IOC: The vital factors for modelling Covid-19 pandemic such as number of confirmed cases per day, number of critical cases under intensive care per day and the cumulated number of fatalities per day have been found to interact chaotically [53]. The fractal dimension and the phase portrait analyses carried out in [31] reveal that Covid-19 is chaotic in nature. In fact, application of chaos theory to model Covid-19 is reported to be a promising tool in decision-making, thereby helping in tracking the effectiveness of control measures especially in countries where the number of cases are relatively low and rapid enforcement of control measures need to be adopted to prevent a catastrophic evolution of the pandemic [39].

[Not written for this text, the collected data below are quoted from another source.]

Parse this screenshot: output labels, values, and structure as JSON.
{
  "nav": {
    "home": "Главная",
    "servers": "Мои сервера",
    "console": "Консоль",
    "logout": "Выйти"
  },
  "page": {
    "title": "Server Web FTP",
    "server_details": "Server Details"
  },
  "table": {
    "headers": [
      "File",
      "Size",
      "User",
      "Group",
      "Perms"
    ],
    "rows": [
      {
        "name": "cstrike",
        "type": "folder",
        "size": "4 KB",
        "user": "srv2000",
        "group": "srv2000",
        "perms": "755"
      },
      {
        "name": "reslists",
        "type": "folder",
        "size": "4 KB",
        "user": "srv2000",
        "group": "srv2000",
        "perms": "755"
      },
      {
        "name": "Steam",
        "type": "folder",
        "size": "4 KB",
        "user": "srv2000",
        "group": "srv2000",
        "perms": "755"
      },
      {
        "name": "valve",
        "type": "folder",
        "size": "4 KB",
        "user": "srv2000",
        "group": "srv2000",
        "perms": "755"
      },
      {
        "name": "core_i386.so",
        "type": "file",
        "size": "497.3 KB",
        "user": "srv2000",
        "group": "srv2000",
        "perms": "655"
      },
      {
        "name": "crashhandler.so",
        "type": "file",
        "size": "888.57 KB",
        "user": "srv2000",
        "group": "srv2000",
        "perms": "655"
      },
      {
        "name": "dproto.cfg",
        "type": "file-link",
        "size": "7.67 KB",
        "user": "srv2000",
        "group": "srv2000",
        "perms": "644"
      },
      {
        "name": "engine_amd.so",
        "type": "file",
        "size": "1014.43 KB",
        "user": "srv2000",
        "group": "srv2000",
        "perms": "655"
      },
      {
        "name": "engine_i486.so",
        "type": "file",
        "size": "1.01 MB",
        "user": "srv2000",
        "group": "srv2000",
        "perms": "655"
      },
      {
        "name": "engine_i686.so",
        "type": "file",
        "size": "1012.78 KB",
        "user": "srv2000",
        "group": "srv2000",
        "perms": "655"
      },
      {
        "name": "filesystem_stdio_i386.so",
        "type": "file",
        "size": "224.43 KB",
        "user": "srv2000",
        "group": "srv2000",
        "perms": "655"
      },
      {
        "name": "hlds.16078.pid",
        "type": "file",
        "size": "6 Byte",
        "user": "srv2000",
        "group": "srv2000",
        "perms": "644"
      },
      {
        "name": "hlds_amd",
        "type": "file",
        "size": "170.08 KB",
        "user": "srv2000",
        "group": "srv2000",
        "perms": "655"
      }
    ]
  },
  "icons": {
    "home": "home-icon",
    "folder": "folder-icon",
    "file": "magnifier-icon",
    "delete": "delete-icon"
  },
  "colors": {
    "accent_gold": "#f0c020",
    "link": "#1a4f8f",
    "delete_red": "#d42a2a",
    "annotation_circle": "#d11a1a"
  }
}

1.2 Fractional-order (FO) dynamics of chaotic epidemic models

The literature survey carried out in previous section indicates that the modelling of epidemics is confined to IO models (IOMs) which often fail to encompass in-depth understanding of the dynamics of the epidemic such as contribution of asymptomatic transmission, range of unpredictability, critical cases with comorbidities and effect of past history of data. [41]. These limitations can be overcome by incorporating the extraordinary advantages of FO models (FOMs) in modelling real physical phenomena and improving control performance. The differences between FOM and IOM are as follows:

  1. 1.

    FO derivative being a non-ideal operator can incorporate non-ideal, i.e. non-integer values along with integer values, unlike models governed by IO derivatives which can incorporate only ideal, i.e. IO values.

  2. 2.

    FO derivative being a non-local operator has the capacity to store infinite memory of the past values calculated until the present time, unlike IO derivative which is a memory-less operator.

  3. 3.

    The FO parameter of FO derivatives is an additional parameter that grants the control engineers flexibility to incorporate more constraints for an efficient design.

  4. 4.

    The FO controllers have a larger stability region [25] and robustness [50] against plant uncertainties compared with IO controllers.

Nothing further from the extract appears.